Namun, pada saat yang sama muncul berbagai pemberontakan diberbagai daerah
maupun di Ibukota. Akhirnya Soekarno mengeluarkan UU Darurat Perang. Soekarno
memerintahkan agar pers yang setia pada ideologi NASAKOM dapat memanfaatkannya
sebagai mobilisasi rakyat. Bahkan ia tidak segan-segan melarang penerbitan
surat kabar yang menentangnya.
Pada
masa ini muncul dua golongan, yaitu:
Ø Golongan
Kiri (Komunis)
Ø Golongan
Kanan (Nasionalis)
Pers
pada masa ini dianggap sebagai alat revolusi yang sangat besar pengaruhnya
untuk menggerakkan dan menyelesaikan sebuah revolusi. Tahun ini merupakan tahun
berkuasanya pers komunis. Namun, masa ini berakhir setelah terjadinya peristiwa
G 30 S PKI yang menyebabkan semua hal yang berbau komunis dihilangkan dari
Indonesia.
1.10 Pers
Orde Baru
Pers pada masa Orde baru bukan membawa angin
segar bagi insan pers, melainkan kebebasan pers justru lebih dibelenggu oleh
penguasa. Banyaknya kasus KKN yang diterbitkan oleh media massa, membuat maraknya
surat kabar yang dibreidel oleh penguasa. Di awal pemerintahannya, Orde Baru
memang menawarkan keterbukaan dan kebebasan pers namun pada kenyataannya
tidaklah demikian.
Pada tahun 1994
banyak media pers yang di bredel, contohnya majalah Tempo. Majalah tempo
merupakan satu-satunya media yang berjuang dan terus melawan pemerintah Orde
Baru melalui tulisannya. Pemerintah memang memegang kendali semua aspek
terutama dunia pers.
Dewan Pers dibuat
hanya untuk melindungi kepentingan pemerintah bukan melindungi insan pers dan
masyarakat. Dewan pers tidak melaksankan fungsinya dengan baik melainkan hanya
sebagai formalitas.
1.11 Pers Reformasi
Kebebasan pers yang
terjadi di era reformasi merupakan kebebasan struktural seiring dengan
perubahan sistem pemerintahan. Perubahan sistem pemerintahan tersebut sedikit
banyak dipengaruhi oleh arus globalisasi, sehingga pers Indonesia pada era ini
cenderung menganut paham Libertarian.
Dalam era
reformasi, melalui euporia kebebasan politik berdampak pada praktik kebebesan
pers yang luas. Banyak media surat kabar yang diterbitkan dan memakai pola
pemerintahan yang bebas, sehingga masyarakat mengakui bahwa praktik kebebasan
pers betul-betul dinikmati dan dirasakan oleh masyarakat, namun, dalam
praktiknya, insan pers banyak melakukan pelanggaran kode etik maupun UU pers.

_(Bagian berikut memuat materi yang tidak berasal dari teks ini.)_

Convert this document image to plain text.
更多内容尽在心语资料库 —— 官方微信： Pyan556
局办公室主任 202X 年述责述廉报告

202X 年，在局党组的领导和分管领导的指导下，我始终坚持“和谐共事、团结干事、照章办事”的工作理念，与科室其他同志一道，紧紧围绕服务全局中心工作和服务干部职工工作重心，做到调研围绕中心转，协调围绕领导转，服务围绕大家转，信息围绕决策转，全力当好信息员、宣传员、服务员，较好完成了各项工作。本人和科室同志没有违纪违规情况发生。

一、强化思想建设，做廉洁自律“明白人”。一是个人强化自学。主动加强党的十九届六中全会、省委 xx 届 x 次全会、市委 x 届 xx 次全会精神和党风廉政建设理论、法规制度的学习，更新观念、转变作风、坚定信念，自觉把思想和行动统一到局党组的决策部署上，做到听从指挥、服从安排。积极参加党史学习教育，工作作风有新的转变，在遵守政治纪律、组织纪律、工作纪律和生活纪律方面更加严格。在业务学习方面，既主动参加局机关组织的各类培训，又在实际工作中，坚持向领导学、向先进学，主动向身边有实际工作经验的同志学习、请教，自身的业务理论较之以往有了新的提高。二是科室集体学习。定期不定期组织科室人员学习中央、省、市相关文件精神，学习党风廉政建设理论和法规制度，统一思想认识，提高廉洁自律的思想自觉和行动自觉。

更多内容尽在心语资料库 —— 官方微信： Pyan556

Hal ini membuktikan, baik kalangan pers maupun masyarakat pada hakikatnya belum
siap secara kultural maupun mental menerima kebebasan pers.
1.12 Breidel dan Permasalahnnya
Breidel
adalah istilah dari bahasa Belanda yang berarti pemberangusan,
pelarangan, atau pembatasan terhadap media massa
atau produk pers,
yang biasanya mengacu pada barang cetakan, seperti surat kabar
dan buku. Tindakan
ini dilakukan oleh pemerintah atau organisasi
tertentu. Tindakan ini merupakan pelanggaran terhadap kebebasan
pers. Istilah yang lebih umum untuk pelarangan terhadap bentuk-bentuk
ekspresi adalah penyensoran.
Pembredelan
terhadap pers di Indonesia pada awalnya merupakan warisan dari Pemerintah Hindia
Belanda yang menetapkan Persbreidel-Ordonantie pada 7 September 1931,
seperti yang dimuat dalam Staatsblad 1931 Nomor 394 dan Staatsblad 1931 Nomor
44.
Dalam peraturan
yang dibuat oleh Gubernur Jenderal Hindia Belanda
itu, disebutkan bahwa pihak penguasa sewaktu-waktu dapat bertindak terhadap surat kabar
dan majalah
yang isinya dianggap mengganggu ketertiban umum. Pihak
pencetak, penerbit dan redaksinya tidak akan diberi kesempatan untuk membela
diri atau banding ke pengadilan di tingkat yang lebih tinggi.
Baru pada tahun 1954
aturan itu dicabut dengan terbitnya UU Nomor 23 tahun 1954. Meskipun begitu
pembredelan pers terus berlanjut selama masa pemerintahan Orde Lama
(1967) dan berlanjut sepanjang masa Orde Baru
(1967-1998), yang menyebabkan banyak surat kabar dan majalah ditutup dan
mendapat tekanan untuk tidak memberitakan suatu peristiwa atau informasi
yang secara sepihak oleh penguasa dinilai tidak layak.